Há poucos dias postei a seguinte mensagem no meu perfil do Facebook:

“A crítica recorrente em torno de minha obra é a de que não penso no leitor. Não acho que seja verdade. Eu apenas não subestimo nenhumleitor. Se alguém não pode dedicar duas horas de sua vida para ler um livro meu, melhor não ler mesmo. Agora, a quem se aventurar: garanto que vale a pena.”

A mensagem gerou muitos comentários – importar-se ou não se importar com o leitor, eis a questão. Penso que as duas coisas sejam válidas. Não sei se está certo quando um crítico literário diz que obra que presta é aquela simples, sem adjetivações. Essa besteria contaminou a literatura e está matando a poesia. Proust é ultrapassado. Outro dia li que Clarice Lispector se perde muito nos seus devaneios femininos. Já estão atacando Guimarães Rosa. Hilda Hilst então, deve mesmo ser esquecida em breve.

Sobre isso, sempre pensei que seria preconceito de minha parte julgar que as ciências exatas sejam mais complexas do que as humanas. Mas é isso mesmo, basta comparar a física quântica com a teoria literária e ver a evolução de cada uma. Eu acho muito salutar existir o sujeito que pensa em produzir um best seller e viver disso. Escrever um Harry Potter, um Senhor dos Anéis, um Alquimista e se dar bem. São obras simples, que deviam agradar a crítica. Por isso não entendo muito bem aonde um resenhista quer chegar. Nunca são claros seus critérios, parece tudo muito subjetivo, tudo na base do gostei, não gostei.

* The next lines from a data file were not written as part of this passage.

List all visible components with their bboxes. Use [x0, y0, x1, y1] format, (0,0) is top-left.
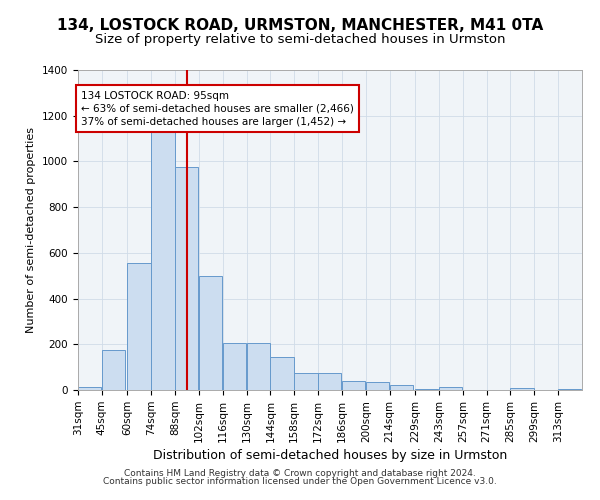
Bar — [102, 350, 125, 390]
Bar — [199, 276, 222, 390]
Bar — [342, 381, 365, 390]
Bar — [558, 389, 581, 390]
Bar — [151, 116, 175, 390]
Y-axis label: Number of semi-detached properties: Number of semi-detached properties — [26, 127, 37, 333]
Bar — [439, 386, 462, 390]
Bar — [318, 373, 341, 390]
Bar — [366, 382, 389, 390]
Bar — [247, 343, 270, 390]
Bar — [127, 263, 151, 390]
Bar — [511, 388, 534, 390]
Text: 134 LOSTOCK ROAD: 95sqm
← 63% of semi-detached houses are smaller (2,466)
37% of: 134 LOSTOCK ROAD: 95sqm ← 63% of semi-de… — [82, 90, 354, 127]
Bar — [78, 386, 101, 390]
Bar — [294, 373, 317, 390]
Text: 134, LOSTOCK ROAD, URMSTON, MANCHESTER, M41 0TA: 134, LOSTOCK ROAD, URMSTON, MANCHESTER, … — [57, 18, 543, 32]
Text: Contains public sector information licensed under the Open Government Licence v3: Contains public sector information licen… — [103, 477, 497, 486]
Bar — [271, 357, 294, 390]
Bar — [415, 389, 439, 390]
Bar — [175, 167, 199, 390]
Text: Contains HM Land Registry data © Crown copyright and database right 2024.: Contains HM Land Registry data © Crown c… — [124, 468, 476, 477]
Text: Size of property relative to semi-detached houses in Urmston: Size of property relative to semi-detach… — [95, 32, 505, 46]
X-axis label: Distribution of semi-detached houses by size in Urmston: Distribution of semi-detached houses by … — [153, 449, 507, 462]
Bar — [389, 386, 413, 390]
Bar — [223, 343, 246, 390]
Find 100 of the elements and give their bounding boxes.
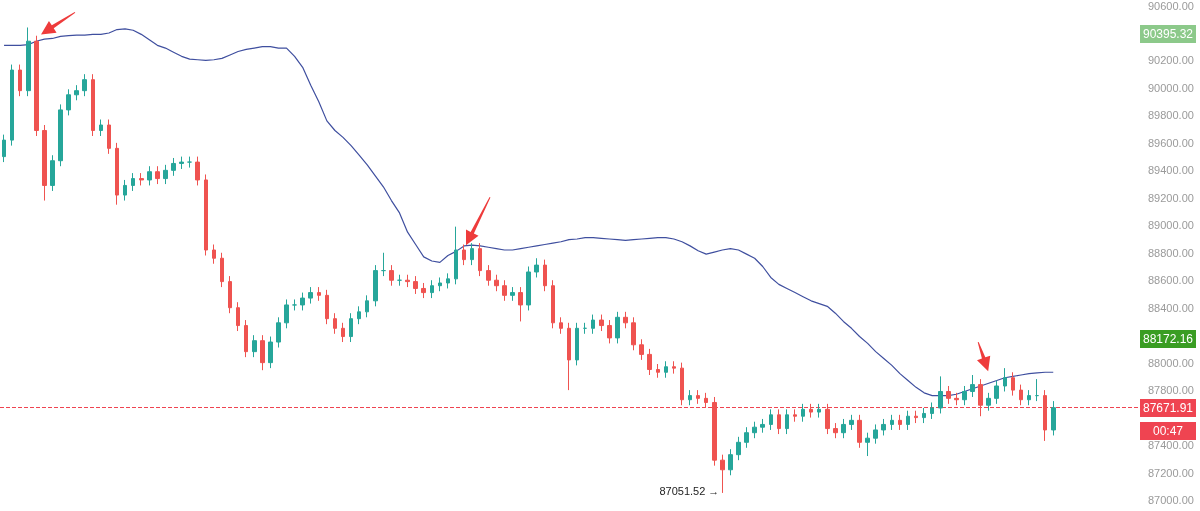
candlestick [551,279,555,329]
candlestick [357,305,361,325]
candlestick [849,414,854,431]
candlestick [962,385,967,406]
candlestick [462,244,466,266]
candlestick [2,134,6,163]
candlestick [543,259,547,292]
candlestick [664,360,668,379]
candlestick [171,157,176,177]
candlestick [833,422,838,439]
candlestick [26,26,31,97]
candlestick [825,403,830,435]
y-tick-label: 87800.00 [1148,384,1194,397]
candlestick [720,454,725,494]
candlestick [785,408,789,435]
candlestick [526,265,531,311]
candlestick [994,380,999,405]
candlestick [228,275,232,314]
candlestick [50,154,55,192]
candlestick [656,363,660,379]
candlestick [752,421,757,439]
candlestick [389,264,394,287]
candlestick [260,334,265,371]
candlestick [881,418,886,436]
line-series [3,28,1054,397]
candlestick [333,312,337,335]
candlestick [405,274,410,288]
y-tick-label: 90200.00 [1148,54,1194,67]
candlestick [494,274,499,292]
candlestick [300,292,305,311]
candlestick [639,338,644,361]
candlestick [325,289,329,325]
candlestick [163,164,168,185]
candlestick [906,410,910,431]
candlestick [922,407,926,424]
candlestick [623,311,628,329]
candlestick [212,244,216,265]
candlestick [704,392,708,409]
candlestick [470,242,474,266]
candlestick [502,279,507,302]
candlestick [252,334,257,358]
candlestick [292,298,297,311]
candlestick [1043,389,1047,442]
candlestick [1051,400,1056,436]
candlestick [486,264,491,287]
candlestick [744,426,749,449]
candlestick [647,348,652,376]
candlestick [381,252,386,277]
candlestick [446,272,450,289]
annotation: 87051.52 → [659,484,720,497]
candlestick [155,165,160,185]
ref-line-label: 87671.91 [1140,398,1196,417]
candlestick [34,35,39,137]
candlestick [397,274,402,287]
candlestick [817,403,821,419]
candlestick [801,403,805,423]
text: 88172.16 [1140,330,1196,348]
candlestick [66,88,71,116]
candlestick [736,436,741,461]
y-tick-label: 88600.00 [1148,274,1194,287]
candlestick [268,336,273,369]
candlestick [478,242,482,277]
candlestick [575,322,579,366]
candlestick [123,179,127,202]
candlestick [599,314,604,332]
candlestick [187,156,192,169]
candlestick [10,64,14,147]
candlestick [591,314,595,335]
candlestick [58,103,63,167]
candlestick [986,392,991,412]
y-tick-label: 89400.00 [1148,164,1194,177]
text: 00:47 [1140,422,1196,440]
candlestick [712,396,717,467]
candlestick [672,360,676,375]
y-tick-label: 89800.00 [1148,109,1194,122]
candlestick [220,252,224,288]
y-tick-label: 90600.00 [1148,0,1194,12]
candlestick [930,401,934,420]
candlestick [373,264,378,307]
candlestick [793,408,797,423]
candlestick [518,286,523,322]
candlestick [890,414,894,431]
candlestick [74,84,79,101]
text: 90395.32 [1140,25,1196,43]
candlestick [978,378,983,417]
candlestick [284,298,289,329]
candlestick [607,319,612,344]
candlestick [147,165,152,186]
candlestick [195,156,200,186]
candlestick [1019,384,1023,406]
candlestick [139,172,144,186]
candlestick [914,410,918,424]
y-tick-label: 90000.00 [1148,81,1194,94]
y-tick-label: 87200.00 [1148,466,1194,479]
candlestick [244,319,248,358]
y-tick-label: 88800.00 [1148,246,1194,259]
candlestick [954,392,959,406]
y-tick-label: 87400.00 [1148,439,1194,452]
y-tick-label: 88000.00 [1148,356,1194,369]
candlestick [777,408,781,435]
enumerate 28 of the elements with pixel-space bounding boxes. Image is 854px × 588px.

Lendo uma matéria na Folha sobre a banda Black Rebel Motorcycle Club, que faz um som difícil, gostei do comentário do baxista, Robert Levon Been: “Quando você começa a tocar sozinho no seu quarto, não está querendo agradar a ninguém, está apenas fazendo música para si próprio. Essa foi a nossa forma de recuperar aquele sentimento e não dar a mínima para o que as pessoas achavam.” Penso que falta isso na literatura, acho que estão preocupados demais com o  leitor. Quando escrevo, só quero, desesperadamente, que aquelas palavras me agradem. Não penso em nenhum outro leitor. Porque eu sei, claro, que existem centenas, milhares, milhões de pessoas iguais a mim, que gostarão, tanto quanto eu gostei, do que escrevi.

Black Rebel Motorcycle Club

 

Internet

Tenho trocado mensagens há algum tempo com o escritor Duílio Gomes. Ele me relata a dificuldade de conseguir informações para seu conto “Todos os insetos”, lá nos anos oitenta. Teve de ficar semanas enfurnado em uma biblioteca pesquisando nomes científicos de invertebrados. Hoje estamos a um clique destas informações. A Internet facilitou muito a nossa vida. A tecnologia também, mas nem sempre. Enquanto aguardava em uma repartição pública, já informatizada, com um painel enorme piscando senhas, pensei que a corrupção não está somente no serviço público. Ela também contamina as indústrias, a iniciativa privada, como chamam. Nem vou ser ingênuo e argumentar que é culpa do brasileiro. É a natureza humana mesmo: há corrupção no mundo inteiro. Aí, divagando, lembrei-me do cantor Cat Stevens, cuja música eu ouvia muito o final dos anos 1970. Hoje o cantor se chama Yusuf Islam, pois se converteu ao islamismo em 1977. Aos poucos ele vinha se afastando do mundo da música, decepcionado com as falcatruas das gravadoras. A música “Just another night”, do álbum “Back to earth”, de 1978 conta toda essa história.